Dr Suresh Pillai, vice president of the RCEM in Wales, said the "health system is broken" and more patients would come to harm if the situation continued.
Cancer waiting times improve but still below target
In February, 1,530 pathways, where the patient was newly diagnosed with cancer, started treatment - up 2.5% compared to the previous month, and an increase of 6.8% on the same month in 2021.
Performance against the 62-day treatment target improved on the previous three months but is still below the target.
Richard Pugh, of Macmillan Cancer Support in Wales, said an estimated 620 people did not start their treatment on time in February "meaning they faced anxious and potentially harmful delays".
He added: "While the statistics show a slight improvement on last month's data, the figures also show a worrying variation in treatment times for different cancer types with fewer than half of people with gynaecological, urological and lower gastrointestinal cancers being treated on time."
There was also an increase in calls to the Welsh Ambulance Service during February - the 10th month in a row that more than 100 life-threatening calls were made each day.
Response times to life-threatening or "red" calls saw 51.1% arriving within the eight minute threshold, the joint second lowest on record.
What's been the response?
Organisations representing nurses and doctors, and patients, and opposition parties called for urgent action from the Welsh government to address the mounting pressures.
The Royal College of Surgeons said planned surgery in some areas was coming to a standstill, with last-minute cancellations leaving patients "waiting in pain and distress", and called for surgical hubs to be opened across Wales to get elective services "back up and running".
The Welsh NHS Confederation said emergency departments were facing "the most serious pressure we've probably ever seen with the number of people coming through the front door with serious conditions".
Its director Darren Hughes said the ambulance service was also under "enormous pressure".
"I think we need to debunk the myth that Covid has gone away," he said. "The impact it's having on the NHS is going to be with us for years to come."

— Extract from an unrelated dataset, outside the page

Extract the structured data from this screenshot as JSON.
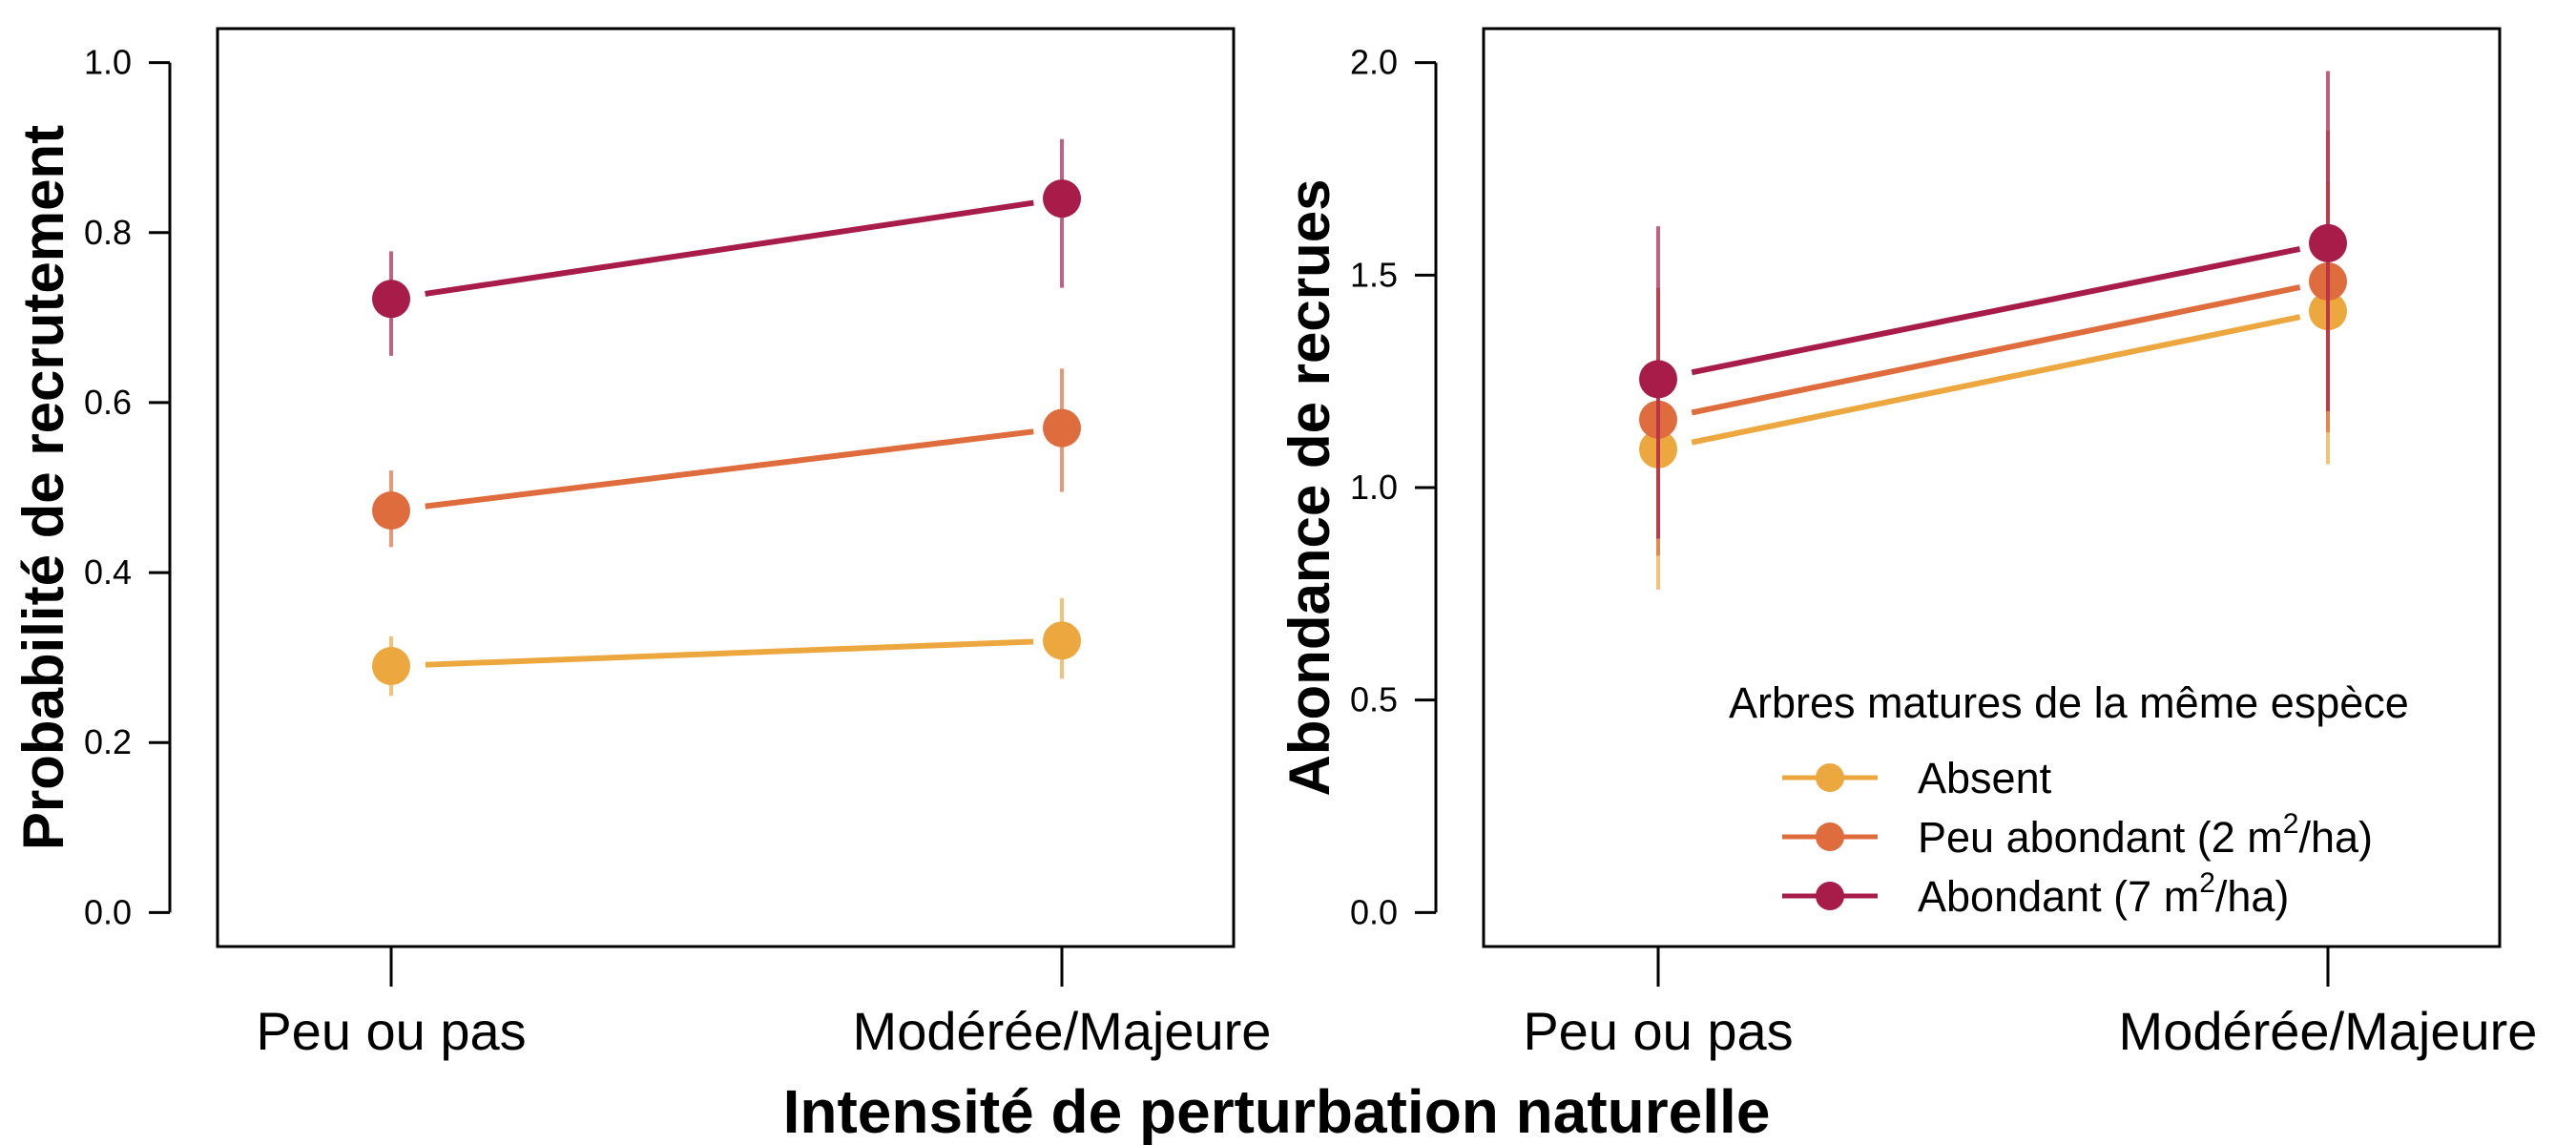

Plaid Cymru's Rhun ap Iorwerth said the figures were "immensely worrying", while Conservative health spokesman Russell George added: "Every one of these cases is more than a mere statistic - it is a person languishing in pain wondering how the public services they pay for have been so badly mismanaged."

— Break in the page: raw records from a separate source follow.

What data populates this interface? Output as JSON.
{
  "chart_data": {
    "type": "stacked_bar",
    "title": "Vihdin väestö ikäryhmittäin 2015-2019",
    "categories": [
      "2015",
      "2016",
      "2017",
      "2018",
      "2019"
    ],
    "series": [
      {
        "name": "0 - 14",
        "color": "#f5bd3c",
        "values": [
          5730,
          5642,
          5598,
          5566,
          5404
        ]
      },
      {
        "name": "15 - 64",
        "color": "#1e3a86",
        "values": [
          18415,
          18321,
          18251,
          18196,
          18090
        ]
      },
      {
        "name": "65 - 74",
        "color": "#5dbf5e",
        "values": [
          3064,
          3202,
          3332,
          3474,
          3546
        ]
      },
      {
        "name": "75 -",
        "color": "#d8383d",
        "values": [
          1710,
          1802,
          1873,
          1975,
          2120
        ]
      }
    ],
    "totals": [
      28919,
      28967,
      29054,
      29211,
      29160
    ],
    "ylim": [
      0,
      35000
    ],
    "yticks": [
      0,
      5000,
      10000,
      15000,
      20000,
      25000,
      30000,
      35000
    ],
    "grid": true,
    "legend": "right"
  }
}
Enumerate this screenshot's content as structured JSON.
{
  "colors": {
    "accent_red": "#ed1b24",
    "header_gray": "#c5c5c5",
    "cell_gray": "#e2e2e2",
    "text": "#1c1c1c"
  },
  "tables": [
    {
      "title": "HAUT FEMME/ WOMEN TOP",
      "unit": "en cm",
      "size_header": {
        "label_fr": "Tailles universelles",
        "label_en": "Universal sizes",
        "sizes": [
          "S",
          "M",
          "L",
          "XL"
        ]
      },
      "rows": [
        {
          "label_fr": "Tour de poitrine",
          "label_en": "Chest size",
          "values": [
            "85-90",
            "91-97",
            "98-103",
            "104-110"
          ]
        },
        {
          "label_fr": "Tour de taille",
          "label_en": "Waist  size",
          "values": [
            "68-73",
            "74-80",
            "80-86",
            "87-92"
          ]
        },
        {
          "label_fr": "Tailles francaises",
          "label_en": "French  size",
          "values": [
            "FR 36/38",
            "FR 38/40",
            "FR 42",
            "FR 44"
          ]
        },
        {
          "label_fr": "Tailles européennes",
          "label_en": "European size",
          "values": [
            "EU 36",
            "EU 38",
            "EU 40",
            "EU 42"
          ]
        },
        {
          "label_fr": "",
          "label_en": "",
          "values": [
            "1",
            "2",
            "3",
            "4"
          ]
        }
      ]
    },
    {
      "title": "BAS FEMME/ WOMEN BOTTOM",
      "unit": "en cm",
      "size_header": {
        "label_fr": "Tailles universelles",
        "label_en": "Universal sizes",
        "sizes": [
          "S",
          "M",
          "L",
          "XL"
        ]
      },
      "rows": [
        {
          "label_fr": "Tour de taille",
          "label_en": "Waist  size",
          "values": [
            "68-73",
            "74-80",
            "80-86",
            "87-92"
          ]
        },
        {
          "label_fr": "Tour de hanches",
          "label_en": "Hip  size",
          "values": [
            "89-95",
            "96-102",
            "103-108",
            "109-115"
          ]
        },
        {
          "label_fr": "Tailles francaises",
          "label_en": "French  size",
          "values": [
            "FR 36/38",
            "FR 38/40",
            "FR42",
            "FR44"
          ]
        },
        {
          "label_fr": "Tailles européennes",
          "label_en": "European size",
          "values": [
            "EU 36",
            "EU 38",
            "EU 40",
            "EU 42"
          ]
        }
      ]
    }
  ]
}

Welsh Liberal Democrat leader Jane Dodds called the figures "catastrophic".
The Welsh government said a number of factors were adding to pressures in NHS departments, and impacting the ability to "deliver timely care consistently".
"These include higher sickness absence rates and difficulties in discharging people from hospital, resulting in longer delays in emergency departments for beds," a spokeswoman said.

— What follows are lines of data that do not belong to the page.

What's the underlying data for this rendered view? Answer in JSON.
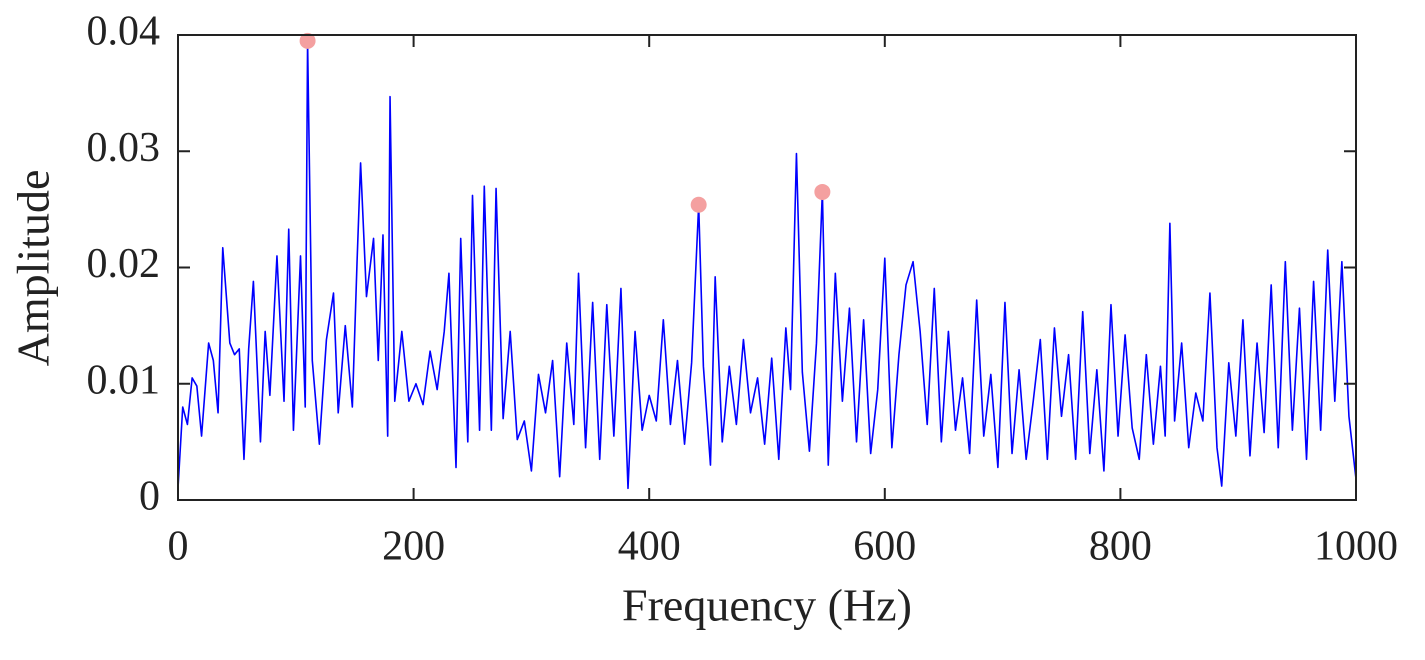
{
  "chart_data": {
    "type": "line",
    "xlabel": "Frequency (Hz)",
    "ylabel": "Amplitude",
    "xlim": [
      0,
      1000
    ],
    "ylim": [
      0,
      0.04
    ],
    "xticks": [
      0,
      200,
      400,
      600,
      800,
      1000
    ],
    "yticks": [
      0,
      0.01,
      0.02,
      0.03,
      0.04
    ],
    "x": [
      0,
      4,
      8,
      12,
      16,
      20,
      26,
      30,
      34,
      38,
      44,
      48,
      52,
      56,
      60,
      64,
      70,
      74,
      78,
      84,
      90,
      94,
      98,
      104,
      108,
      110,
      114,
      120,
      126,
      132,
      136,
      142,
      148,
      152,
      155,
      160,
      166,
      170,
      174,
      178,
      180,
      184,
      190,
      196,
      202,
      208,
      214,
      220,
      226,
      230,
      236,
      240,
      246,
      250,
      256,
      260,
      266,
      270,
      276,
      282,
      288,
      294,
      300,
      306,
      312,
      318,
      324,
      330,
      336,
      340,
      346,
      352,
      358,
      364,
      370,
      376,
      382,
      388,
      394,
      400,
      406,
      412,
      418,
      424,
      430,
      436,
      442,
      446,
      452,
      456,
      462,
      468,
      474,
      480,
      486,
      492,
      498,
      504,
      510,
      516,
      520,
      525,
      530,
      536,
      542,
      547,
      552,
      558,
      564,
      570,
      576,
      582,
      588,
      594,
      600,
      606,
      612,
      618,
      624,
      630,
      636,
      642,
      648,
      654,
      660,
      666,
      672,
      678,
      684,
      690,
      696,
      702,
      708,
      714,
      720,
      726,
      732,
      738,
      744,
      750,
      756,
      762,
      768,
      774,
      780,
      786,
      792,
      798,
      804,
      810,
      816,
      822,
      828,
      834,
      838,
      842,
      846,
      852,
      858,
      864,
      870,
      876,
      882,
      886,
      892,
      898,
      904,
      910,
      916,
      922,
      928,
      934,
      940,
      946,
      952,
      958,
      964,
      970,
      976,
      982,
      988,
      994,
      1000
    ],
    "series": [
      {
        "color": "#0000ff",
        "values": [
          0.001,
          0.008,
          0.0065,
          0.0105,
          0.0098,
          0.0055,
          0.0135,
          0.012,
          0.0075,
          0.0217,
          0.0135,
          0.0125,
          0.013,
          0.0035,
          0.013,
          0.0188,
          0.005,
          0.0145,
          0.009,
          0.021,
          0.0085,
          0.0233,
          0.006,
          0.021,
          0.008,
          0.0395,
          0.012,
          0.0048,
          0.0138,
          0.0178,
          0.0075,
          0.015,
          0.008,
          0.0205,
          0.029,
          0.0175,
          0.0225,
          0.012,
          0.0228,
          0.0055,
          0.0347,
          0.0085,
          0.0145,
          0.0085,
          0.01,
          0.0082,
          0.0128,
          0.0095,
          0.0145,
          0.0195,
          0.0028,
          0.0225,
          0.005,
          0.0262,
          0.006,
          0.027,
          0.006,
          0.0268,
          0.007,
          0.0145,
          0.0052,
          0.0068,
          0.0025,
          0.0108,
          0.0075,
          0.012,
          0.002,
          0.0135,
          0.0065,
          0.0195,
          0.0045,
          0.017,
          0.0035,
          0.0168,
          0.0055,
          0.0182,
          0.001,
          0.0145,
          0.006,
          0.009,
          0.0068,
          0.0155,
          0.0065,
          0.012,
          0.0048,
          0.0118,
          0.0254,
          0.0115,
          0.003,
          0.0192,
          0.005,
          0.0115,
          0.0065,
          0.0138,
          0.0075,
          0.0105,
          0.0048,
          0.0122,
          0.0035,
          0.0148,
          0.0095,
          0.0298,
          0.011,
          0.0042,
          0.0135,
          0.0265,
          0.003,
          0.0195,
          0.0085,
          0.0165,
          0.005,
          0.0155,
          0.004,
          0.0095,
          0.0208,
          0.0045,
          0.0125,
          0.0185,
          0.0205,
          0.0145,
          0.0065,
          0.0182,
          0.005,
          0.0145,
          0.006,
          0.0105,
          0.004,
          0.0172,
          0.0055,
          0.0108,
          0.0028,
          0.017,
          0.004,
          0.0112,
          0.0035,
          0.0085,
          0.0138,
          0.0035,
          0.0148,
          0.0072,
          0.0125,
          0.0035,
          0.0162,
          0.004,
          0.0112,
          0.0025,
          0.0168,
          0.0055,
          0.0142,
          0.0062,
          0.0035,
          0.0125,
          0.0048,
          0.0115,
          0.0055,
          0.0238,
          0.0068,
          0.0135,
          0.0045,
          0.0092,
          0.0068,
          0.0178,
          0.0045,
          0.0012,
          0.0118,
          0.0055,
          0.0155,
          0.0038,
          0.0135,
          0.0058,
          0.0185,
          0.0045,
          0.0205,
          0.006,
          0.0165,
          0.0035,
          0.0188,
          0.006,
          0.0215,
          0.0085,
          0.0205,
          0.0072,
          0.0018
        ]
      }
    ],
    "peaks": {
      "color": "#f4a0a0",
      "x": [
        110,
        442,
        547
      ],
      "values": [
        0.0395,
        0.0254,
        0.0265
      ]
    }
  }
}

"Next week we will publish a detailed plan on how we will tackle the waiting times for patients whose treatment has been delayed by the pandemic."
'Every day brings fatigue, sickness, pain, or bleeding'
Jessica Ricketts started developing gynaecological problems just over 10 years ago and has been in pain since.
The 35-year-old was put on a hysterectomy waiting list in 2019 and told she would have about a year to wait.
But when the pandemic hit, operations were cancelled.
Three years on Ms Ricketts, who runs a bridal shop in Barry, Vale of Glamorgan, is still waiting to hear when her surgery will go ahead.
She said there were not many days when she was not in pain and has been left feeling forgotten about.
"Only this year, since my symptoms got worse, have I started to go back and see consultants again," she said.
"Every day there's some sort of symptom whether it be fatigue, sickness, pain, bleeding.
"There is a symptom happening on every day of every month."